While every country needs to protect its industries, we have crossed the line. Protectionism should be a shield to help companies grow strong enough to fight; instead, we have built a greenhouse. Inside, our telecom giants and platform companies have become lazy and uncompetitive because they have no real threats. Ultimately, the Korean consumer suffers, paying higher prices for worse services.

The Wars of the Guilds: Doctors and Taxi Drivers

This protectionism isn't just for corporations. It’s for anyone with a license.

Look at the medical sector. We have a desperate shortage of doctors in essential fields (pediatrics, emergency care, surgery). The government tries to increase the medical school quota to fix this. The result? Strikes. The doctors paralyzed the hospitals to protect their scarcity value. It is collective selfishness disguised as concern for "medical quality."

Look at mobility. While the world moved on to Uber, Grab, and autonomous driving research, Korea was held hostage by the Taxi Union.

  • Ride-sharing services were outlawed.

  • Innovative startups were regulated out of existence.

We are blocking the future to protect the present.
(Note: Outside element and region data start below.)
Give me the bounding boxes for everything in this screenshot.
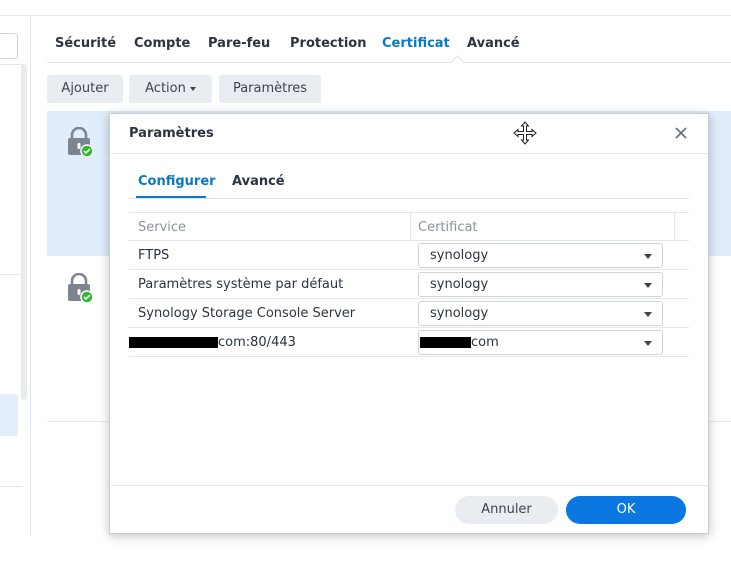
sidebar-item-selected[interactable]: [0, 394, 18, 436]
add-button[interactable]: Ajouter: [47, 75, 123, 103]
main-tabs: Sécurité Compte Pare-feu Protection Cert…: [47, 28, 731, 68]
settings-button-label: Paramètres: [232, 81, 308, 96]
service-name: Synology Storage Console Server: [138, 306, 356, 321]
tab-pare-feu[interactable]: Pare-feu: [208, 36, 270, 51]
certificate-select-value: synology: [430, 277, 489, 292]
certificate-select-value: synology: [430, 306, 489, 321]
service-certificate-table: Service Certificat FTPS synology Paramèt…: [129, 212, 689, 357]
dialog-footer: Annuler OK: [110, 485, 708, 533]
lock-icon: [68, 273, 93, 303]
column-divider[interactable]: [674, 213, 675, 241]
window-bottom-area: [0, 535, 731, 561]
tab-configurer[interactable]: Configurer: [138, 174, 216, 189]
certificate-select[interactable]: com: [418, 330, 663, 355]
dialog-title: Paramètres: [129, 126, 214, 141]
dialog-header[interactable]: Paramètres: [110, 114, 708, 154]
action-button-label: Action: [145, 81, 186, 96]
tab-certificat[interactable]: Certificat: [382, 36, 450, 51]
tab-compte[interactable]: Compte: [134, 36, 190, 51]
certificate-select-value-redacted: com: [420, 335, 499, 350]
certificate-select[interactable]: synology: [418, 243, 663, 268]
column-header-service[interactable]: Service: [138, 220, 186, 235]
move-cursor-icon: [513, 121, 537, 145]
check-badge-icon: [80, 290, 93, 303]
service-name: com:80/443: [218, 335, 296, 350]
active-tab-caret: [451, 55, 464, 68]
add-button-label: Ajouter: [61, 81, 109, 96]
chevron-down-icon: [189, 86, 196, 91]
chevron-down-icon: [644, 254, 652, 259]
tab-securite[interactable]: Sécurité: [55, 36, 116, 51]
certificate-select-value: synology: [430, 248, 489, 263]
sidebar-divider: [0, 486, 22, 487]
table-row[interactable]: com:80/443 com: [129, 328, 689, 357]
check-badge-icon: [80, 144, 93, 157]
chevron-down-icon: [644, 312, 652, 317]
ok-button[interactable]: OK: [566, 496, 686, 524]
certificate-select[interactable]: synology: [418, 272, 663, 297]
close-icon[interactable]: [673, 125, 689, 141]
service-name: Paramètres système par défaut: [138, 277, 344, 292]
active-tab-indicator: [136, 196, 206, 198]
lock-icon: [68, 127, 93, 157]
redaction-bar: [129, 337, 218, 348]
tab-avance-dialog[interactable]: Avancé: [232, 174, 285, 189]
left-sidebar: [0, 16, 31, 535]
sidebar-divider: [0, 64, 22, 65]
sidebar-search-input[interactable]: [0, 33, 18, 59]
certificate-select[interactable]: synology: [418, 301, 663, 326]
certificate-select-value: com: [471, 335, 499, 350]
chevron-down-icon: [644, 283, 652, 288]
cancel-button[interactable]: Annuler: [455, 496, 558, 524]
dialog-tabs: Configurer Avancé: [129, 169, 689, 199]
table-row[interactable]: Paramètres système par défaut synology: [129, 270, 689, 299]
sidebar-scrollbar[interactable]: [21, 64, 27, 400]
table-header: Service Certificat: [129, 212, 689, 241]
settings-button[interactable]: Paramètres: [219, 75, 321, 103]
sidebar-divider: [0, 274, 22, 275]
action-button[interactable]: Action: [129, 75, 212, 103]
column-divider[interactable]: [410, 213, 411, 241]
tab-protection[interactable]: Protection: [290, 36, 366, 51]
chevron-down-icon: [644, 341, 652, 346]
tab-avance[interactable]: Avancé: [467, 36, 520, 51]
redaction-bar: [420, 337, 471, 348]
service-name: FTPS: [138, 248, 170, 263]
column-header-certificate[interactable]: Certificat: [418, 220, 478, 235]
window-top-strip: [0, 0, 731, 16]
table-row[interactable]: Synology Storage Console Server synology: [129, 299, 689, 328]
settings-dialog: Paramètres Configurer Avancé Service Cer…: [109, 113, 709, 534]
service-name-redacted: com:80/443: [129, 335, 296, 350]
table-row[interactable]: FTPS synology: [129, 241, 689, 270]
We are so busy saving the jobs of today that we are ensuring there will be no industry leadership tomorrow.

The Exhaustion of the "Good Fight"

Intellectually, I know that vested interests fighting to keep their slice of the pie is "rational" human behavior. Everyone wants to be safe. Everyone wants to protect their assets.

But the collective cost of this selfishness is staggering. It is a debt we are piling up—a social, economic, and structural debt—that we are tossing onto the backs of the next generation.

As I get older, I find myself changing too. I used to be angry. Now, as I accumulate my own small assets and things to protect, I feel that instinct to be selfish creeping in. I understand why they do it.

And that realization is exhausting.

Lately, I’ve been having a dark thought. Trying to untangle this mess—persuading people to compromise, taking small losses for the greater good, inching forward through dialogue—feels impossible. It is too slow. The resistance is too thick.

Sometimes, I wonder: Would it be better to just let it rot? Is it better to let the bubble burst, let the system collapse, and let the crisis force the reset that we are too cowardly to enact ourselves?

I don't know the answer. But looking at this gridlocked nation, where everyone is fighting to keep the gates closed, I feel a profound sense of fatigue. We are winning our little battles for self-interest, but we are surely losing the war.